Turbigo, allora, era chiamato ‘La valle dei milioni’ ma non c’era la Scuola Media, non c’era un ritrovo per i giovani, l’asilo infantile era insufficiente, la chiesa sussidiaria malandata. Con intraprendenza e buona volontà il nuovo parroco si ‘mise a costruire’ così da sembrare un imprenditore, ma il suo attivismo tendeva a dare alla sua ‘cura d’anime’ un carattere moderno, teso a creare condizioni sociali dignitose per una sana vita religiosa.
LE REALIZZAZIONI. In primis, mise i presupposti per la rinascita dell’Unione Sportiva Turbighese affidandone la guida a Ermenegildo Poli. Dall’isolamento della parrocchia – che vedeva il paese da lontano secondo il don – nacque l’idea della ‘Casa del Giovane’ da costruirsi sull’area del vecchio oratorio in disuso in Via Fredda, di proprietà parrocchiale. Poi, vista la capacità imprenditoriale del Parroco, il gruppo dirigente dell’Asilo Infantile lo nominò presidente e gli affidò la ristrutturazione dell’edificio che avrebbe portato alla costruzione di una nuova struttura.
Era il tempo del ‘miracolo economico italiano’ e, seppur a fatica, la generosità dei turbighesi, già messa a dura prova dalla costruzione della ‘Casa del Giovane’ (ogni famiglia versava mensilmente un contributo alla parrocchia), il paese non fece mancare il suo sostegno anche per l’Asilo e – per precisa volontà del parroco – i costi vennero sostenuti per la maggior parte dagli industriali-possidenti turbighesi.
Questo fu don Lino Beretta e oggi un ‘largo’ e una lapide lo ricordano. Per la storia, fu il maestro Paolino a lanciare l’idea con una lettera aperta alla popolazione e, in seguito, l’Amministrazione Mira Bonomi condivise la proposta.

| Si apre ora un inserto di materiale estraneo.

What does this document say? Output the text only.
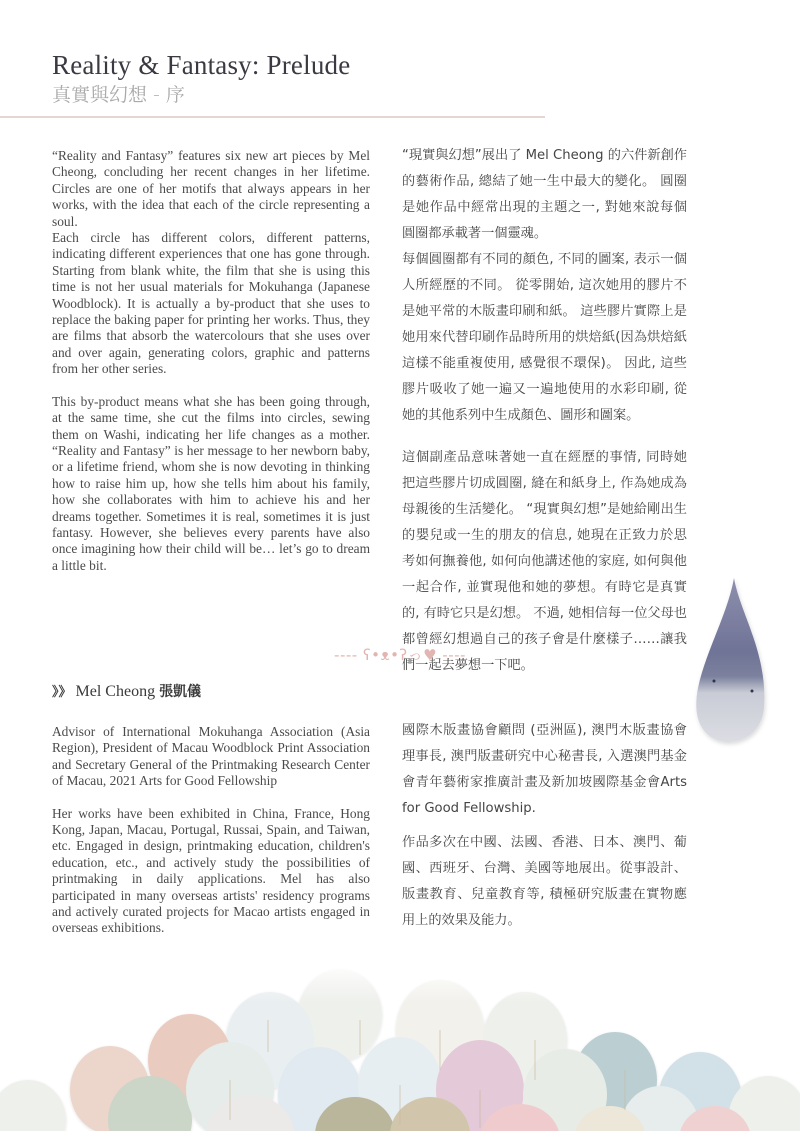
Reality & Fantasy: Prelude
真實與幻想 - 序

“Reality and Fantasy” features six new art pieces by Mel Cheong, concluding her recent changes in her lifetime. Circles are one of her motifs that always appears in her works, with the idea that each of the circle representing a soul.

Each circle has different colors, different patterns, indicating different experiences that one has gone through. Starting from blank white, the film that she is using this time is not her usual materials for Mokuhanga (Japanese Woodblock). It is actually a by-product that she uses to replace the baking paper for printing her works. Thus, they are films that absorb the watercolours that she uses over and over again, generating colors, graphic and patterns from her other series.

This by-product means what she has been going through, at the same time, she cut the films into circles, sewing them on Washi, indicating her life changes as a mother. “Reality and Fantasy” is her message to her newborn baby, or a lifetime friend, whom she is now devoting in thinking how to raise him up, how she tells him about his family, how she collaborates with him to achieve his and her dreams together. Sometimes it is real, sometimes it is just fantasy. However, she believes every parents have also once imagining how their child will be… let’s go to dream a little bit.

“現實與幻想”展出了 Mel Cheong 的六件新創作的藝術作品, 總結了她一生中最大的變化。 圓圈是她作品中經常出現的主題之一, 對她來說每個圓圈都承載著一個靈魂。

每個圓圈都有不同的顏色, 不同的圖案, 表示一個人所經歷的不同。 從零開始, 這次她用的膠片不是她平常的木版畫印刷和紙。 這些膠片實際上是她用來代替印刷作品時所用的烘焙紙(因為烘焙紙這樣不能重複使用, 感覺很不環保)。 因此, 這些膠片吸收了她一遍又一遍地使用的水彩印刷, 從她的其他系列中生成顏色、圖形和圖案。

這個副產品意味著她一直在經歷的事情, 同時她把這些膠片切成圓圈, 縫在和紙身上, 作為她成為母親後的生活變化。 “現實與幻想”是她給剛出生的嬰兒或一生的朋友的信息, 她現在正致力於思考如何撫養他, 如何向他講述他的家庭, 如何與他一起合作, 並實現他和她的夢想。有時它是真實的, 有時它只是幻想。 不過, 她相信每一位父母也都曾經幻想過自己的孩子會是什麼樣子……讓我們一起去夢想一下吧。

---- ʕ•ᴥ•ʔっ♥ ----
》》 Mel Cheong 張凱儀

Advisor of International Mokuhanga Association (Asia Region), President of Macau Woodblock Print Association and Secretary General of the Printmaking Research Center of Macau, 2021 Arts for Good Fellowship

Her works have been exhibited in China, France, Hong Kong, Japan, Macau, Portugal, Russai, Spain, and Taiwan, etc. Engaged in design, printmaking education, children's education, etc., and actively study the possibilities of printmaking in daily applications. Mel has also participated in many overseas artists' residency programs and actively curated projects for Macao artists engaged in overseas exhibitions.

國際木版畫協會顧問 (亞洲區), 澳門木版畫協會理事長, 澳門版畫研究中心秘書長, 入選澳門基金會青年藝術家推廣計畫及新加坡國際基金會Arts for Good Fellowship.

作品多次在中國、法國、香港、日本、澳門、葡國、西班牙、台灣、美國等地展出。從事設計、版畫教育、兒童教育等, 積極研究版畫在實物應用上的效果及能力。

FOTO Come dicevamo, don Lino Beretta non è ricordato solamente dal Largo posto all’inizio di Via XXV aprile. Nella chiesa dei SS. Cosma e Damiano una lapide (qui evidente nella foto), inaugurata nel 1986, ricorda il suo impegno per il restauro della chiesa d’In Giò (rifacimento tetto, restauro della facciata) costato più di 150 milioni di vecchie lire, dei quali 130 furono messi a disposizione dal Comune a seguito di una raccolta firme capitanata da Luigina Meazza.